Effect of Dynamic Knee Motion on Paralyzed Lower Limb Muscle Activityduring Orthotic Gait: A Test for the Effectiveness of the Motor-Assisted Knee Motion Device
|Hiromi Akahira1,2, Yuko Yamaguchi1, Kimitaka Nakazawa3, Yuji Ohta1and Noritaka Kawashima4*
|1Faculty human life and environmental science, Ochanomizu University, Japan
|2Products Research and Development, Research Institute, TOTO Ltd, Japan
|3Graduate School of Arts and Sciences, University of Tokyo, Japan
|4Department of Rehabilitation for the Movement functions, Research Institute, National Rehabilitation Center for Persons with Disabilities, Japan
|Corresponding Author :
Department of Rehabilitation for the Movement Functions
National Rehabilitation Center for Persons with Disabilities
4-1, Namiki, Tokorozawa, Saitama, Japan
|Received August 29, 2012; Accepted September 22, 2012; Published September 25, 2012
|Citation: Akahira H, Yamaguchi Y, Nakazawa K, Ohta Y, Kawashima N (2012) Effect of Dynamic Knee Motion on Paralyzed Lower Limb Muscle Activity during Orthotic Gait: A Test for the Effectiveness of the Motor-Assisted Knee Motion Device.

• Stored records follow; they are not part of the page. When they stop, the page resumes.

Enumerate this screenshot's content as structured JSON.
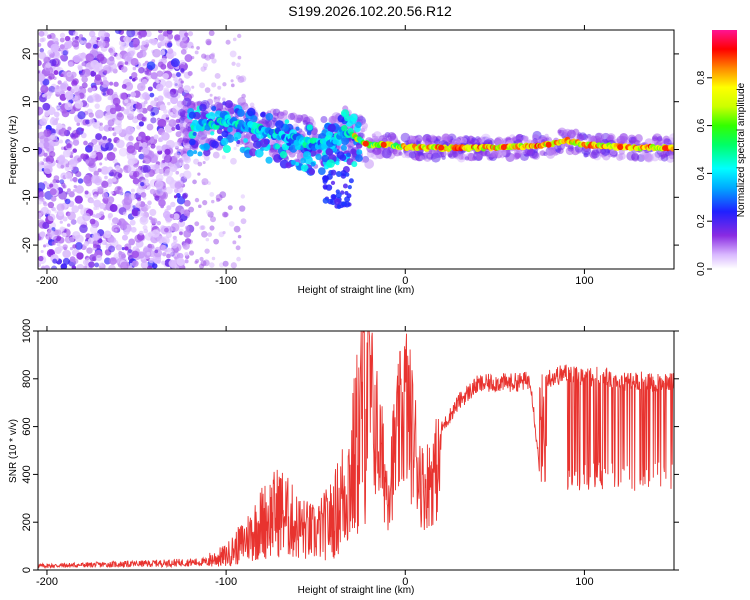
{
  "title": "S199.2026.102.20.56.R12",
  "colors": {
    "signal": "#e8332f",
    "ridge_low": "#7b2cf2",
    "ridge_high": "#ff2a2a"
  },
  "chart_data": [
    {
      "type": "heatmap",
      "title": "S199.2026.102.20.56.R12",
      "xlabel": "Height of straight line (km)",
      "ylabel": "Frequency (Hz)",
      "xlim": [
        -205,
        150
      ],
      "ylim": [
        -25,
        25
      ],
      "xticks": [
        -200,
        -100,
        0,
        100
      ],
      "yticks": [
        -20,
        -10,
        0,
        10,
        20
      ],
      "ridge": {
        "x": [
          -120,
          -110,
          -100,
          -90,
          -80,
          -70,
          -60,
          -50,
          -40,
          -35,
          -30,
          -25,
          -20,
          -10,
          0,
          20,
          40,
          60,
          80,
          90,
          100,
          120,
          150
        ],
        "y": [
          5,
          5,
          6,
          5,
          4,
          3,
          2,
          1,
          2,
          4,
          3,
          2,
          1,
          1,
          0.5,
          0.3,
          0.3,
          0.5,
          1,
          2,
          1,
          0.5,
          0.3
        ]
      },
      "colorbar": {
        "label": "Normalized spectral amplitude",
        "range": [
          0,
          1
        ],
        "ticks": [
          "0.0",
          "0.2",
          "0.4",
          "0.6",
          "0.8"
        ]
      }
    },
    {
      "type": "line",
      "xlabel": "Height of straight line (km)",
      "ylabel": "SNR (10 * v/v)",
      "xlim": [
        -205,
        150
      ],
      "ylim": [
        0,
        1000
      ],
      "xticks": [
        -200,
        -100,
        0,
        100
      ],
      "yticks": [
        0,
        200,
        400,
        600,
        800,
        1000
      ],
      "series": [
        {
          "name": "SNR",
          "x": [
            -205,
            -150,
            -110,
            -100,
            -90,
            -80,
            -70,
            -60,
            -50,
            -40,
            -30,
            -25,
            -20,
            -10,
            0,
            10,
            20,
            30,
            40,
            50,
            60,
            70,
            76,
            78,
            80,
            90,
            100,
            110,
            120,
            130,
            140,
            150
          ],
          "y": [
            20,
            30,
            40,
            60,
            120,
            200,
            250,
            180,
            150,
            220,
            400,
            600,
            980,
            450,
            950,
            450,
            600,
            720,
            790,
            800,
            800,
            810,
            350,
            820,
            820,
            840,
            820,
            830,
            800,
            810,
            800,
            800
          ]
        }
      ]
    }
  ]
}
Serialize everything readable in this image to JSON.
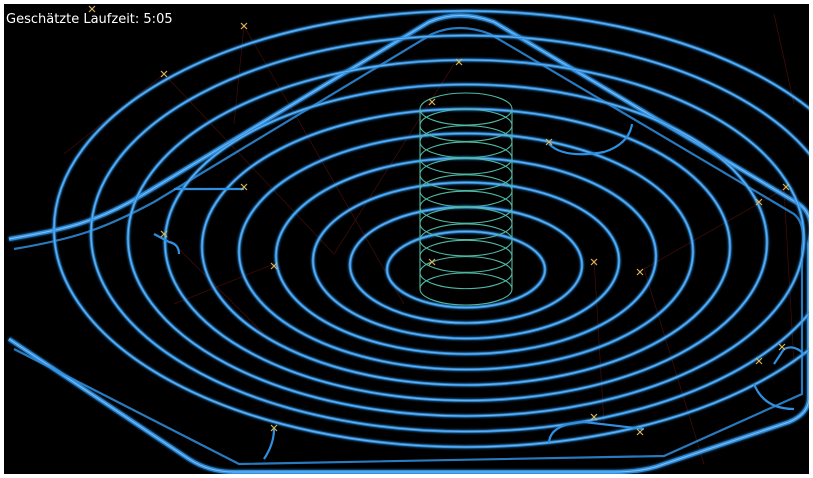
{
  "status": {
    "runtime_label": "Geschätzte Laufzeit: 5:05"
  },
  "colors": {
    "background": "#000000",
    "toolpath": "#2f8fe0",
    "toolpath_highlight": "#cfe8ff",
    "helix": "#4fb7a3",
    "rapid_moves": "#5a1010",
    "plunge_markers": "#d8b25a",
    "label_text": "#ffffff"
  },
  "scene": {
    "outer_boundary": "rounded-rhombus",
    "spiral_rings": 10,
    "helix_turns": 11,
    "plunge_marker_count": 18
  }
}
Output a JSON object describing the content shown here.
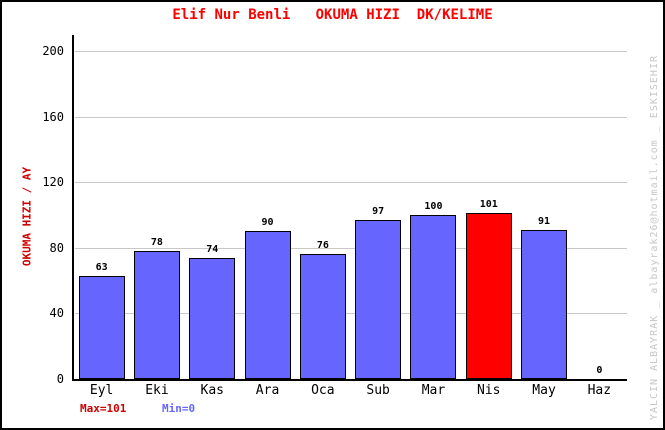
{
  "title": "Elif Nur Benli   OKUMA HIZI  DK/KELIME",
  "watermark": "YALCIN ALBAYRAK _ albayrak26@hotmail.com _ ESKISEHIR",
  "footer": {
    "max_label": "Max=101",
    "min_label": "Min=0"
  },
  "colors": {
    "title": "#FF0000",
    "ylabel": "#CC0000",
    "bar": "#6666FF",
    "highlight": "#FF0000",
    "grid": "#C8C8C8",
    "axis": "#000000",
    "max_text": "#CC0000",
    "min_text": "#6666FF",
    "watermark": "#C6C6C6"
  },
  "chart_data": {
    "type": "bar",
    "title": "Elif Nur Benli   OKUMA HIZI  DK/KELIME",
    "ylabel": "OKUMA HIZI / AY",
    "xlabel": "",
    "categories": [
      "Eyl",
      "Eki",
      "Kas",
      "Ara",
      "Oca",
      "Sub",
      "Mar",
      "Nis",
      "May",
      "Haz"
    ],
    "values": [
      63,
      78,
      74,
      90,
      76,
      97,
      100,
      101,
      91,
      0
    ],
    "ylim": [
      0,
      200
    ],
    "yticks": [
      0,
      40,
      80,
      120,
      160,
      200
    ],
    "grid": true,
    "legend": "none",
    "highlight_index": 7,
    "max": 101,
    "min": 0
  }
}
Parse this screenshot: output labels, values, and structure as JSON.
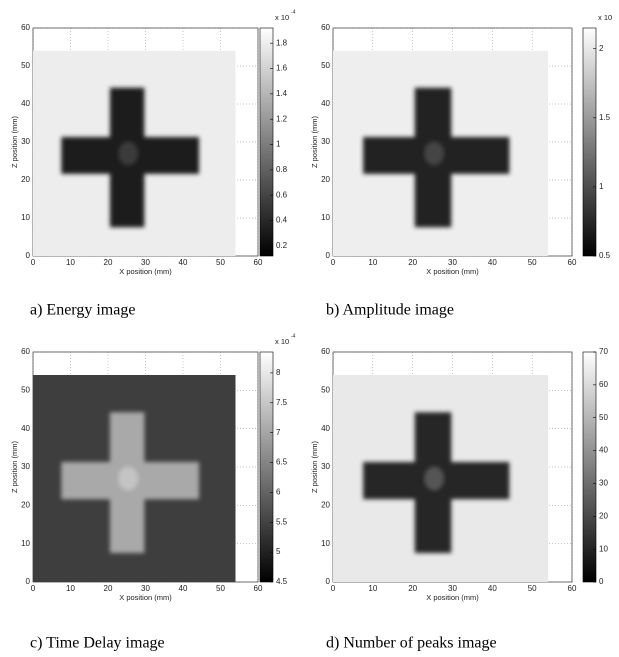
{
  "chart_data": [
    {
      "type": "heatmap",
      "caption": "a) Energy image",
      "xlabel": "X position (mm)",
      "ylabel": "Z position (mm)",
      "xlim": [
        0,
        60
      ],
      "ylim": [
        0,
        60
      ],
      "xticks": [
        0,
        10,
        20,
        30,
        40,
        50,
        60
      ],
      "yticks": [
        0,
        10,
        20,
        30,
        40,
        50,
        60
      ],
      "clim": [
        0.12,
        1.92
      ],
      "cticks": [
        0.2,
        0.4,
        0.6,
        0.8,
        1,
        1.2,
        1.4,
        1.6,
        1.8
      ],
      "cscale": "x 10",
      "cexponent": "-4",
      "grid": true
    },
    {
      "type": "heatmap",
      "caption": "b) Amplitude image",
      "xlabel": "X position (mm)",
      "ylabel": "Z position (mm)",
      "xlim": [
        0,
        60
      ],
      "ylim": [
        0,
        60
      ],
      "xticks": [
        0,
        10,
        20,
        30,
        40,
        50,
        60
      ],
      "yticks": [
        0,
        10,
        20,
        30,
        40,
        50,
        60
      ],
      "clim": [
        0.5,
        2.15
      ],
      "cticks": [
        0.5,
        1,
        1.5,
        2
      ],
      "cscale": "x 10",
      "grid": true
    },
    {
      "type": "heatmap",
      "caption": "c) Time Delay image",
      "xlabel": "X position (mm)",
      "ylabel": "Z position (mm)",
      "xlim": [
        0,
        60
      ],
      "ylim": [
        0,
        60
      ],
      "xticks": [
        0,
        10,
        20,
        30,
        40,
        50,
        60
      ],
      "yticks": [
        0,
        10,
        20,
        30,
        40,
        50,
        60
      ],
      "clim": [
        4.5,
        8.35
      ],
      "cticks": [
        4.5,
        5,
        5.5,
        6,
        6.5,
        7,
        7.5,
        8
      ],
      "cscale": "x 10",
      "cexponent": "-4",
      "grid": true
    },
    {
      "type": "heatmap",
      "caption": "d) Number of peaks image",
      "xlabel": "X position (mm)",
      "ylabel": "Z position (mm)",
      "xlim": [
        0,
        60
      ],
      "ylim": [
        0,
        60
      ],
      "xticks": [
        0,
        10,
        20,
        30,
        40,
        50,
        60
      ],
      "yticks": [
        0,
        10,
        20,
        30,
        40,
        50,
        60
      ],
      "clim": [
        0,
        70
      ],
      "cticks": [
        0,
        10,
        20,
        30,
        40,
        50,
        60,
        70
      ],
      "grid": true
    }
  ]
}
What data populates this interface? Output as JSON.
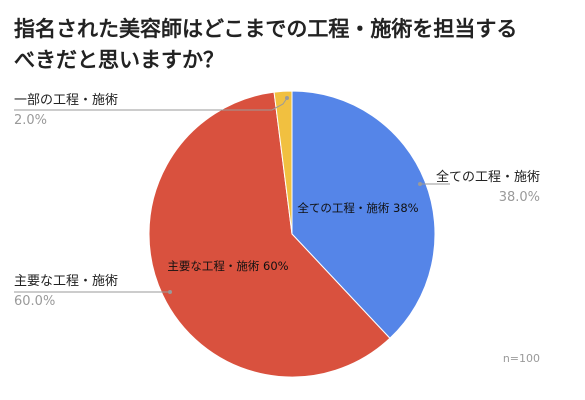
{
  "chart_data": {
    "type": "pie",
    "title_lines": [
      "指名された美容師はどこまでの工程・施術を担当する",
      "べきだと思いますか？"
    ],
    "note": "n=100",
    "slices": [
      {
        "name": "全ての工程・施術",
        "value": 38.0,
        "percent_label": "38.0%",
        "inner_label": "全ての工程・施術 38%",
        "color": "#5585e8"
      },
      {
        "name": "主要な工程・施術",
        "value": 60.0,
        "percent_label": "60.0%",
        "inner_label": "主要な工程・施術 60%",
        "color": "#d9513e"
      },
      {
        "name": "一部の工程・施術",
        "value": 2.0,
        "percent_label": "2.0%",
        "inner_label": "",
        "color": "#f1c040"
      }
    ]
  }
}
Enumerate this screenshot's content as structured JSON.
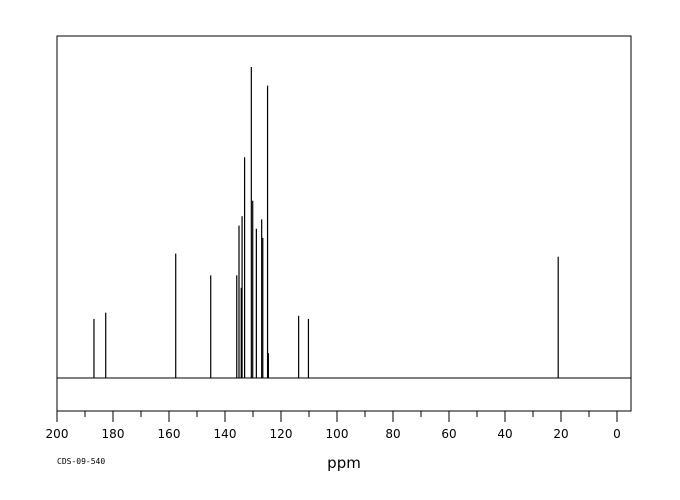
{
  "chart_data": {
    "type": "line",
    "xlabel": "ppm",
    "ylabel": "",
    "xlim": [
      200,
      0
    ],
    "x_ticks": [
      "200",
      "180",
      "160",
      "140",
      "120",
      "100",
      "80",
      "60",
      "40",
      "20",
      "0"
    ],
    "grid": false,
    "peaks": [
      {
        "ppm": 186.8,
        "intensity": 0.19
      },
      {
        "ppm": 182.6,
        "intensity": 0.21
      },
      {
        "ppm": 157.6,
        "intensity": 0.4
      },
      {
        "ppm": 145.1,
        "intensity": 0.33
      },
      {
        "ppm": 135.8,
        "intensity": 0.33
      },
      {
        "ppm": 135.0,
        "intensity": 0.49
      },
      {
        "ppm": 134.2,
        "intensity": 0.29
      },
      {
        "ppm": 133.9,
        "intensity": 0.52
      },
      {
        "ppm": 133.0,
        "intensity": 0.71
      },
      {
        "ppm": 130.6,
        "intensity": 1.0
      },
      {
        "ppm": 130.1,
        "intensity": 0.57
      },
      {
        "ppm": 128.8,
        "intensity": 0.48
      },
      {
        "ppm": 126.9,
        "intensity": 0.51
      },
      {
        "ppm": 126.5,
        "intensity": 0.45
      },
      {
        "ppm": 124.8,
        "intensity": 0.94
      },
      {
        "ppm": 124.5,
        "intensity": 0.08
      },
      {
        "ppm": 113.7,
        "intensity": 0.2
      },
      {
        "ppm": 110.2,
        "intensity": 0.19
      },
      {
        "ppm": 21.0,
        "intensity": 0.39
      }
    ]
  },
  "footer": {
    "sample_code": "CDS-09-540"
  }
}
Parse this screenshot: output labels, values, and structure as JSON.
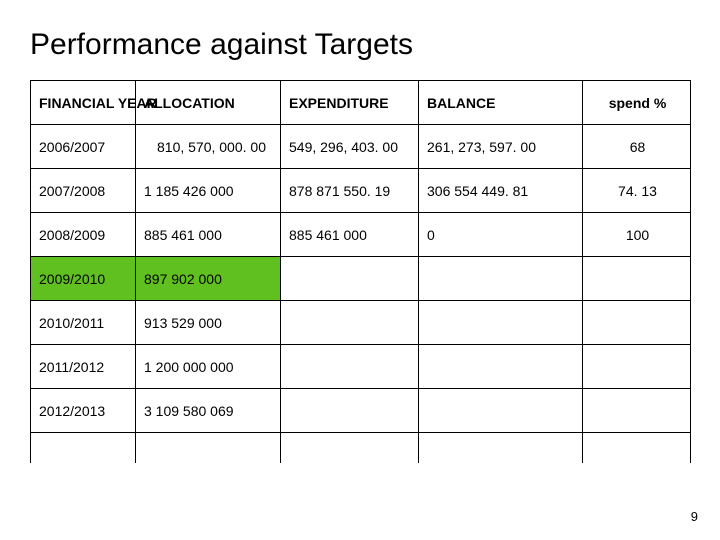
{
  "title": "Performance against Targets",
  "headers": {
    "year": "FINANCIAL YEAR",
    "allocation": "ALLOCATION",
    "expenditure": "EXPENDITURE",
    "balance": "BALANCE",
    "spend": "spend %"
  },
  "rows": [
    {
      "year": "2006/2007",
      "allocation": "810, 570, 000. 00",
      "expenditure": "549, 296, 403. 00",
      "balance": "261, 273, 597. 00",
      "spend": "68"
    },
    {
      "year": "2007/2008",
      "allocation": "1 185 426 000",
      "expenditure": "878 871 550. 19",
      "balance": "306 554 449. 81",
      "spend": "74. 13"
    },
    {
      "year": "2008/2009",
      "allocation": "885 461 000",
      "expenditure": "885 461 000",
      "balance": "0",
      "spend": "100"
    },
    {
      "year": "2009/2010",
      "allocation": "897 902 000",
      "expenditure": "",
      "balance": "",
      "spend": ""
    },
    {
      "year": "2010/2011",
      "allocation": "913 529 000",
      "expenditure": "",
      "balance": "",
      "spend": ""
    },
    {
      "year": "2011/2012",
      "allocation": "1 200 000 000",
      "expenditure": "",
      "balance": "",
      "spend": ""
    },
    {
      "year": "2012/2013",
      "allocation": "3 109 580 069",
      "expenditure": "",
      "balance": "",
      "spend": ""
    }
  ],
  "page_number": "9",
  "highlight_row_index": 3,
  "colors": {
    "highlight": "#60c020",
    "border": "#000000",
    "background": "#ffffff"
  }
}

J Nov Physiother S1:004. doi: 10.4172/2165-7025.S1-004
|Copyright: © 2012 Akahira H, et al. This is an open-access article distributed under the terms of the Creative Commons Attribution License, which permits unrestricted use, distribution, and reproduction in any medium, provided the original author and source are credited.
Orthotic gait in paraplegic persons is a “stiff-leg” gait, which is a gait with the knee locked in full extension position. We developed a motor-assisted knee motion device with the use of a pair of linear electric actuator attached to the knee joint of a conventional reciprocal gait orthosis (Advanced Reciprocating Gait Orthosis: ARGO). The purpose of this study was to examine the effect of dynamic knee motion on lower limb muscle electromyographic (EMG) activity during orthotic gait. Six motor complete spinal cord injured persons participated, and the subjects were asked to walk on a treadmill with two types of orthoses; Knee-ARGO and Normal-ARGO. The results demonstrated that magnitude of EMG activity in the gastrocnemius and the rectus femoris muscles was significantly increased by an accomplished dynamic knee motion. These changes might be attributed to the occurrence of an additional afferent neural input with the knee motion. The present results suggest that the assisted knee motion by generating powered device have a potential to activate the neuromuscular function in the paralyzed lower limb.